For VW, investing far better than asset sales
Strategy boss plays down need to sell motorcycle brand Ducati or transmissions maker Renk
Volkswagen is more focused on its multi-billion-euro shift towards electric vehicles and transport services than any potential sale of motorcycle brand Ducati or transmissions maker Renk, its head of strategy told Reuters.
Analysts and bankers have been expecting Europe’s biggest carmaker to sell assets soon to help meet the cost of its diesel emissions test cheating scandal, which has already reached as much as $25 billion (Dh91.82 billion).
But Thomas Sedran said the German company was in no hurry to make divestments, which are opposed by its powerful labour unions, pointing to the group’s strong financial performance despite the “dieselgate” scandal.
“It’s much more important to discuss which new business fields the company will enter. Divestments are less relevant,” he said in an interview.
“Big decisions like how to expand or optimise the business portfolio of a global company need time and have to be developed by consensus. For Volkswagen, the topic of the business portfolio is very important but not time critical,” he said.

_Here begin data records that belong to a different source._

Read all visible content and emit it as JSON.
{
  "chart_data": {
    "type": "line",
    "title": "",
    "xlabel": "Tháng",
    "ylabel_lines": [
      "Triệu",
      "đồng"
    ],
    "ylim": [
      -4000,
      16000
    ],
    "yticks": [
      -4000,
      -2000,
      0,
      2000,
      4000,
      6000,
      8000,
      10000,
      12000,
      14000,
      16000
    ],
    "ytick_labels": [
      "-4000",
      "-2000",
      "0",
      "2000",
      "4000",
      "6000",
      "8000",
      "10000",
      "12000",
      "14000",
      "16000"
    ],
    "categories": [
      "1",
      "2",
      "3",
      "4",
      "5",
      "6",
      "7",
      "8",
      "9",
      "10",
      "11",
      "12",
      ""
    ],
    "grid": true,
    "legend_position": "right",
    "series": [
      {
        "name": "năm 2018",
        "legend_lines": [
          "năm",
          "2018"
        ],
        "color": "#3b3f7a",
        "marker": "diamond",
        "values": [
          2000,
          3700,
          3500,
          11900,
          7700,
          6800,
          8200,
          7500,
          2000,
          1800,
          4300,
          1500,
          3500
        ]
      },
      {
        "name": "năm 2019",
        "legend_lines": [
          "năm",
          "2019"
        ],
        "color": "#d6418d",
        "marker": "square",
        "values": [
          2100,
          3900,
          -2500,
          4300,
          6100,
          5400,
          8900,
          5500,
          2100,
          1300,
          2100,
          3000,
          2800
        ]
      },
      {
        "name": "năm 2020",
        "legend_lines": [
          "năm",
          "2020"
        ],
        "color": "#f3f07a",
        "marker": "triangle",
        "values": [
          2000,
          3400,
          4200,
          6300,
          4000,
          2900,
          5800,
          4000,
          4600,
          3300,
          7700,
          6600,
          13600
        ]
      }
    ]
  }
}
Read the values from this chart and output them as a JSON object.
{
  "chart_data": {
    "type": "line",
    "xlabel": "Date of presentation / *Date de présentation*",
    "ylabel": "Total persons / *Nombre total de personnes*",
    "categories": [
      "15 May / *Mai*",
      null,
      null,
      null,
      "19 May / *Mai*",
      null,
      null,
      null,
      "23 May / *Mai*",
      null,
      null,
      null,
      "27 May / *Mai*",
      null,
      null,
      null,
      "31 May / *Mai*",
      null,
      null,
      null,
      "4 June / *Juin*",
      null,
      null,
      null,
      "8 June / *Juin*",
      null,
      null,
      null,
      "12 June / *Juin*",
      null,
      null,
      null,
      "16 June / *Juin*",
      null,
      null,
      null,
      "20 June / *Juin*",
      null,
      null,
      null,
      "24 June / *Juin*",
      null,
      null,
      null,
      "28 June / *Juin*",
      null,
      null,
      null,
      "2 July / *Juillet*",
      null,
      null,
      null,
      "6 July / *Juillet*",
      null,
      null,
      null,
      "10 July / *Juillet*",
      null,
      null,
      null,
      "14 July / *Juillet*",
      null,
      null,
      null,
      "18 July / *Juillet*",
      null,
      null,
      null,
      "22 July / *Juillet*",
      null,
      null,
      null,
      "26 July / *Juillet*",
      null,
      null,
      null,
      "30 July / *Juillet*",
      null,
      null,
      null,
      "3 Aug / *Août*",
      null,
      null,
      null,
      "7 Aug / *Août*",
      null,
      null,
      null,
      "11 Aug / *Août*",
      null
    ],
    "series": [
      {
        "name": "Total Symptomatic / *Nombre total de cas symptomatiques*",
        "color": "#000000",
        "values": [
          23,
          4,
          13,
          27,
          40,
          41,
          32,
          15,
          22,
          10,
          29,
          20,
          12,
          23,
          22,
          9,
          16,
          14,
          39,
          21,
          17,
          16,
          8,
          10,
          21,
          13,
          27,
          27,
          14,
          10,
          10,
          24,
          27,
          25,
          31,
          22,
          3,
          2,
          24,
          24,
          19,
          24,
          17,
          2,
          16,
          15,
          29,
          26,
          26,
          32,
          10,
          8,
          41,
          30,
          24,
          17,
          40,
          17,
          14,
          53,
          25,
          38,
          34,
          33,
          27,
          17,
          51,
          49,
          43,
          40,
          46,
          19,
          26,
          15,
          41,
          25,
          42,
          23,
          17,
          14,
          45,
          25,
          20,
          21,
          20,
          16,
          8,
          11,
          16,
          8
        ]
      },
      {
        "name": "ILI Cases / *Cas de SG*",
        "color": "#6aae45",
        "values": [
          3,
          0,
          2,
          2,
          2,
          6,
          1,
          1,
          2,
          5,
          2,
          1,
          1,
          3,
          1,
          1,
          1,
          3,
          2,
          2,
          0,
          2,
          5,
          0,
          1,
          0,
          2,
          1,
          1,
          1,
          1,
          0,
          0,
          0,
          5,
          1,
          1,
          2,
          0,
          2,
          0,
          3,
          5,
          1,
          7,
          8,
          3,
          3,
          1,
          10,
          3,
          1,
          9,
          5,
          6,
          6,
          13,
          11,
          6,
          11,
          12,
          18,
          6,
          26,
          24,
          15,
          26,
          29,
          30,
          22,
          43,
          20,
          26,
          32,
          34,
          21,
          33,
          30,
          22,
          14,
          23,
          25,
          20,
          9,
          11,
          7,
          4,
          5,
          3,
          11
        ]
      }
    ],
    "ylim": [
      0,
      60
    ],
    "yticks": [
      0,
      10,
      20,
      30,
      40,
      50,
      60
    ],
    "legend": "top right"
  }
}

But the potential deal currently does not have the support of a majority on Volkswagen’s supervisory board, with labour leaders — who occupy half the board seats — resisting a sale unless there are compelling financial reasons.
“Top management has a clear idea of what belongs to core business and what doesn’t,” Sedran said, without elaborating.
“It is now a question of how the supervisory board will assess this and what one wants to do.”
He said the range of possible changes was “far greater than just the things that are seized on in public discussion”, adding the money to pay for the emissions scandal had to be found somewhere.
“So it’s perfectly plausible that we consider whether the time may have come to find a more suitable owner for certain business areas,” said Sedran, a former head of General Motors in Europe who joined Volkswagen two months after the scandal broke.